= John Cafiero =

American punk rock musician and filmmaker

John Cafiero is an American punk rock musician and filmmaker. He is best known as the frontman for the punk supergroup Osaka Popstar, whose debut album was released the summer 2006. The full album lineup toured the UK in September 2006, followed by a tour of the United States and Canada with the legendary punk band The Misfits in Fiend Fest '06.

== Biography ==

Cafiero directed and co-produced (with wife Suzanne Cafiero) the music videos of the Misfits' songs "American Psycho" and "Dig Up Her Bones", which appeared on MTV's 120 Minutes and public-access television cable TV in the United States, and on MTV Japan and the Space Shower TV channel in Japan in late 1997. They were screened at the Euro-Underground Film Festival and Rhode Island International Film Festival in late 1998, garnering a "Best of Fest" award for the former and a Horror Writers Association nomination.

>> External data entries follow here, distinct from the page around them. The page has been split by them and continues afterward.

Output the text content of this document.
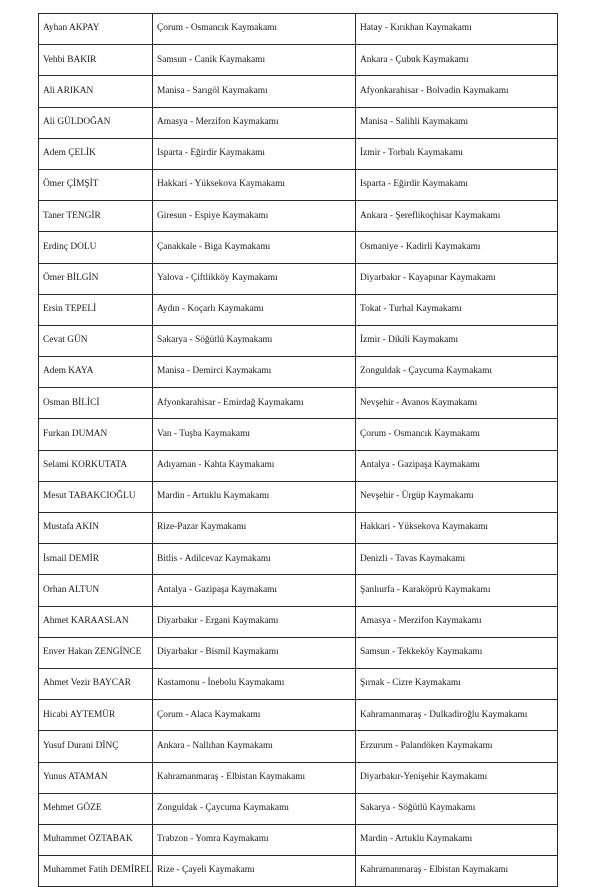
Ayhan AKPAY	Çorum - Osmancık Kaymakamı	Hatay - Kırıkhan Kaymakamı
Vehbi BAKIR	Samsun - Canik Kaymakamı	Ankara - Çubuk Kaymakamı
Ali ARIKAN	Manisa - Sarıgöl Kaymakamı	Afyonkarahisar - Bolvadin Kaymakamı
Ali GÜLDOĞAN	Amasya - Merzifon Kaymakamı	Manisa - Salihli Kaymakamı
Adem ÇELİK	Isparta - Eğirdir Kaymakamı	İzmir - Torbalı Kaymakamı
Ömer ÇİMŞİT	Hakkari - Yüksekova Kaymakamı	Isparta - Eğirdir Kaymakamı
Taner TENGİR	Giresun - Espiye Kaymakamı	Ankara - Şereflikoçhisar Kaymakamı
Erdinç DOLU	Çanakkale - Biga Kaymakamı	Osmaniye - Kadirli Kaymakamı
Ömer BİLGİN	Yalova - Çiftlikköy Kaymakamı	Diyarbakır - Kayapınar Kaymakamı
Ersin TEPELİ	Aydın - Koçarlı Kaymakamı	Tokat - Turhal Kaymakamı
Cevat GÜN	Sakarya - Söğütlü Kaymakamı	İzmir - Dikili Kaymakamı
Adem KAYA	Manisa - Demirci Kaymakamı	Zonguldak - Çaycuma Kaymakamı
Osman BİLİCİ	Afyonkarahisar - Emirdağ Kaymakamı	Nevşehir - Avanos Kaymakamı
Furkan DUMAN	Van - Tuşba Kaymakamı	Çorum - Osmancık Kaymakamı
Selami KORKUTATA	Adıyaman - Kahta Kaymakamı	Antalya - Gazipaşa Kaymakamı
Mesut TABAKCIOĞLU	Mardin - Artuklu Kaymakamı	Nevşehir - Ürgüp Kaymakamı
Mustafa AKIN	Rize-Pazar Kaymakamı	Hakkari - Yüksekova Kaymakamı
İsmail DEMİR	Bitlis - Adilcevaz Kaymakamı	Denizli - Tavas Kaymakamı
Orhan ALTUN	Antalya - Gazipaşa Kaymakamı	Şanlıurfa - Karaköprü Kaymakamı
Ahmet KARAASLAN	Diyarbakır - Ergani Kaymakamı	Amasya - Merzifon Kaymakamı
Enver Hakan ZENGİNCE	Diyarbakır - Bismil Kaymakamı	Samsun - Tekkeköy Kaymakamı
Ahmet Vezir BAYCAR	Kastamonu - İnebolu Kaymakamı	Şırnak - Cizre Kaymakamı
Hicabi AYTEMÜR	Çorum - Alaca Kaymakamı	Kahramanmaraş - Dulkadiroğlu Kaymakamı
Yusuf Durani DİNÇ	Ankara - Nallıhan Kaymakamı	Erzurum - Palandöken Kaymakamı
Yunus ATAMAN	Kahramanmaraş - Elbistan Kaymakamı	Diyarbakır-Yenişehir Kaymakamı
Mehmet GÖZE	Zonguldak - Çaycuma Kaymakamı	Sakarya - Söğütlü Kaymakamı
Muhammet ÖZTABAK	Trabzon - Yomra Kaymakamı	Mardin - Artuklu Kaymakamı
Muhammet Fatih DEMİREL	Rize - Çayeli Kaymakamı	Kahramanmaraş - Elbistan Kaymakamı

For his direct-to-video directorial debut, Cafiero directed and co-produced (again with wife) Big Money Hustlas for the Insane Clown Posse and appeared in front of the camera as "The Director" alongside the Misfits as themselves. The film was released in 2000 and topped the Billboard video sales charts for several weeks. Over the course of nine months in 2003–2004, he directed a documentary about the punk band Ramones, entitled Ramones: Raw.

In 1998, Cafiero wrote and sang (as guest vocalist) the song "I Wanna Be a NY Ranger" with the Misfits. In a Hit Parader article on the song, he names the Ramones as his childhood heroes and the New York Rangers as a defining New York City team.